Ian Kinsler key cog in Rangers' success

He was a spark plug. The igniter, as manager Ron Washington liked to call him. When Ian Kinsler was at his best -- finding ways to get on base, harassing opposing pitchers with his speed once he got there, and even belting some early-game, momentum-building home runs -- the Texas Rangers' offense just seemed to follow. It was trickle-down offensive fireworks and it helped the Rangers get to consecutive World Series.

Now, Kinsler will try to do that in Detroit. He's a Tiger. And he didn't have a say in the matter. The Tigers weren't on Kinsler's limited no-trade list, so his approval wasn't necessary. But trading him wasn't easy. The Rangers needed power and presence in the lineup and they get a big bundle of both with Prince Fielder. So Kinsler was the means to getting that bat to Arlington.

"I’ll miss the excitement that he brought every single night," Washington said. "I’ll miss his leadership in the clubhouse, leadership on the field. He was a gamer. He showed up every day and represented what the Texas Rangers were all about and what we were trying to do."

He leaves as a testament to the club's scouting and development and how critical is it to a successful franchise. He was taken in the 17th round in 2003 and the pick didn't make headlines. Mike Grouse, the area scout in the midwest, liked Kinsler's attitude and grit as much or more than his offensive or defensive skills. Kinsler wasn't a "wow" player, but he was scrappy and solid.
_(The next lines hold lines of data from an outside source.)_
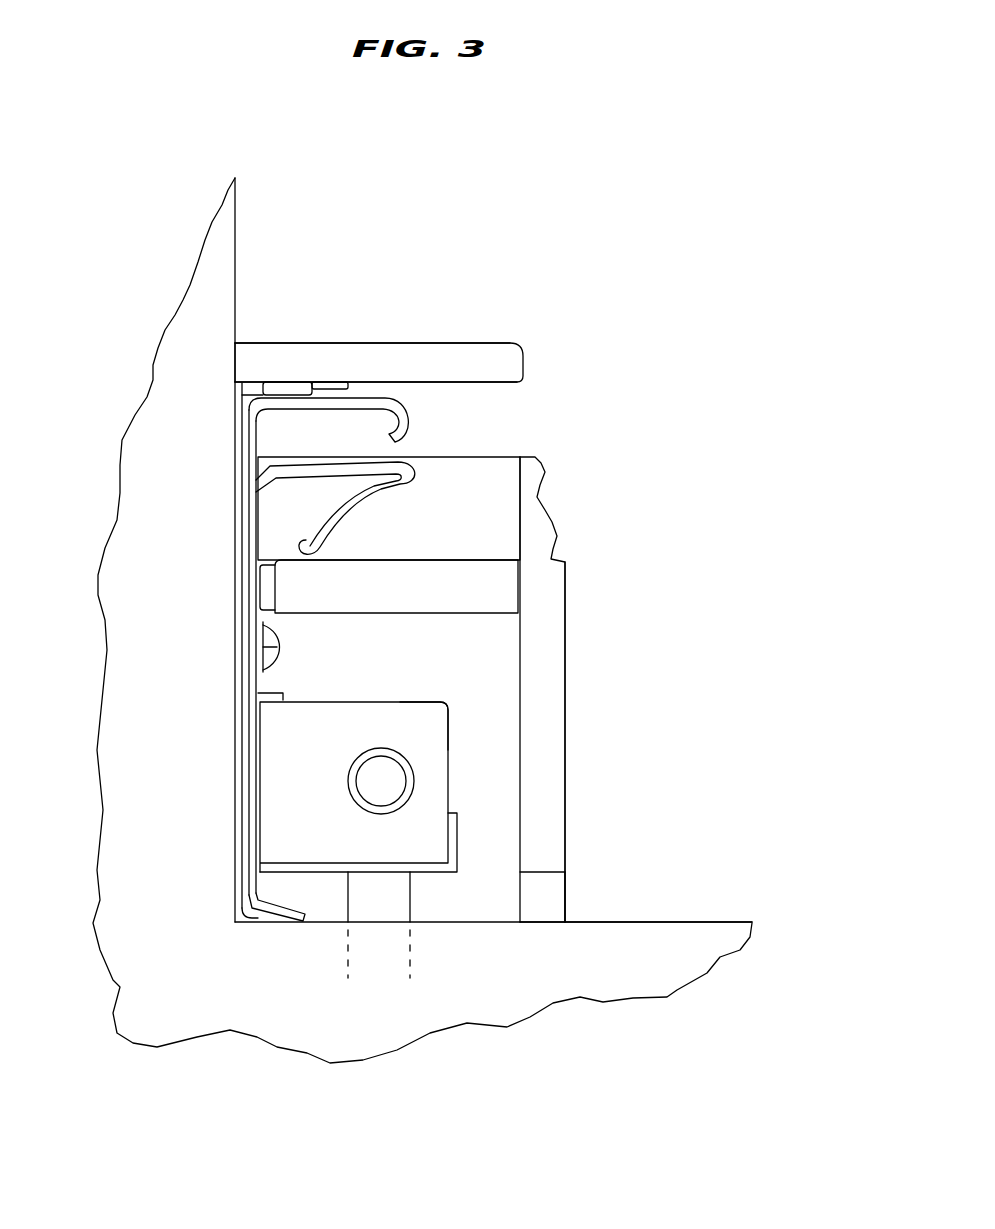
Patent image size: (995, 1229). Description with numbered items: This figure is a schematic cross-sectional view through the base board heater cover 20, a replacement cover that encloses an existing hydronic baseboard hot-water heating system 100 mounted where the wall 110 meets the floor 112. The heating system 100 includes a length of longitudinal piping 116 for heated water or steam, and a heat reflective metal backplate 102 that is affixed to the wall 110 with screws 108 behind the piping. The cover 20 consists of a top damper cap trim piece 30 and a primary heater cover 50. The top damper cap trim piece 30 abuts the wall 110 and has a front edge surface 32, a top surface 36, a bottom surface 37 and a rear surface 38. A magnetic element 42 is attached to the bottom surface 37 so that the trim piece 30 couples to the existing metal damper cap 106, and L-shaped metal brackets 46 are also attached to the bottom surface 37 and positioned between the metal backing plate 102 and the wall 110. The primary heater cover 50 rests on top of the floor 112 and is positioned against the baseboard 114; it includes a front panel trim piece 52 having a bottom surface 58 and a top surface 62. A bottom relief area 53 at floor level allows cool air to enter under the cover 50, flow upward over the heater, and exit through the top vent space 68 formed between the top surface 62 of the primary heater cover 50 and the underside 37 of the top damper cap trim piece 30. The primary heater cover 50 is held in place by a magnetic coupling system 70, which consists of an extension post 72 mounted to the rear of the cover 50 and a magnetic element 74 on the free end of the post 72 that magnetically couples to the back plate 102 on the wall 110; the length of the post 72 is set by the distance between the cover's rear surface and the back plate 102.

The base board heater cover 20 is at (765, 229).
The top damper cap trim piece 30 is at (457, 318).
The front edge surface 32 is at (525, 358).
The top surface 36 is at (392, 343).
The bottom surface 37 is at (458, 384).
The rear surface 38 is at (235, 358).
The magnetic element 42 is at (290, 385).
The L-shaped metal brackets 46 is at (338, 383).
The primary heater cover 50 is at (590, 727).
The front panel trim piece 52 is at (567, 862).
The bottom relief area 53 is at (587, 894).
The bottom surface 58 is at (552, 925).
The top surface 62 is at (468, 535).
The top vent space 68 is at (553, 383).
The magnetic coupling system 70 is at (541, 476).
The extension post 72 is at (470, 590).
The magnetic element 74 is at (262, 587).
The hydronic baseboard hot-water heating system 100 is at (477, 791).
The heat reflective metal backplate 102 is at (252, 537).
The damper cap 106 is at (400, 447).
The screws 108 is at (278, 657).
The wall 110 is at (237, 200).
The floor 112 is at (735, 921).
The baseboard 114 is at (445, 718).
The longitudinal piping 116 is at (412, 905).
Grouse voiced his opinion and the Rangers made the selection.

It didn't take long for Kinsler, who finished his collegiate career at Missouri, to make his mark in the minors, working his way through the system. He made his big league debut in 2006 after a full season at Triple-A Oklahoma City. He hit .286 with 14 homers and 55 RBIs as a rookie and never left the majors. In the process, he made friends with Michael Young, who recognized that Kinsler had tons of potential and could grow into a leader.

"When he first came up he was like my little brother," Young said via text on Wednesday. "Now, he's one of my best friends. He meant so much to this team and this community. He's a great player and teammate. Tiger fans are going to love him."

Kinsler represented a homegrown player who was drafted and developed by the Rangers and became a mainstay in the lineup and on the field. He had plenty of memorable moments in a Rangers uniform. He blasted a tone-setting home run to lead off Game 4 of the American League Division Series in 2011 in Tampa Bay, a game the Rangers won to move on to the championship series. He had three homers in the ALDS in 2010 as well, including one late in Game 5 to effectively seal the club's first playoff series win. He turned a memorable double play in Game 2 of the World Series in St. Louis, a game the Rangers won late to tie the series. And he hit for the cycle on April 15, 2009, wearing No. 42 in honor of Jackie Robinson.

Kinsler got his share of criticism from fans, especially when slumps would lead to popups or struggles with runners in scoring position. But I always believed the criticism was because Kinsler was so important to the entire offense working that, when he slumped, it seemed that often so did many of his teammates. His value never seemed fully understood until he was on the disabled list and the offense wasn't clicking.

He leaves with an impressive Rangers legacy as one of the key members of the franchise's most successful run. He also leaves, if you ask me, as one of the more underappreciated athletes in the Dallas-Fort Worth area. He'll be missed.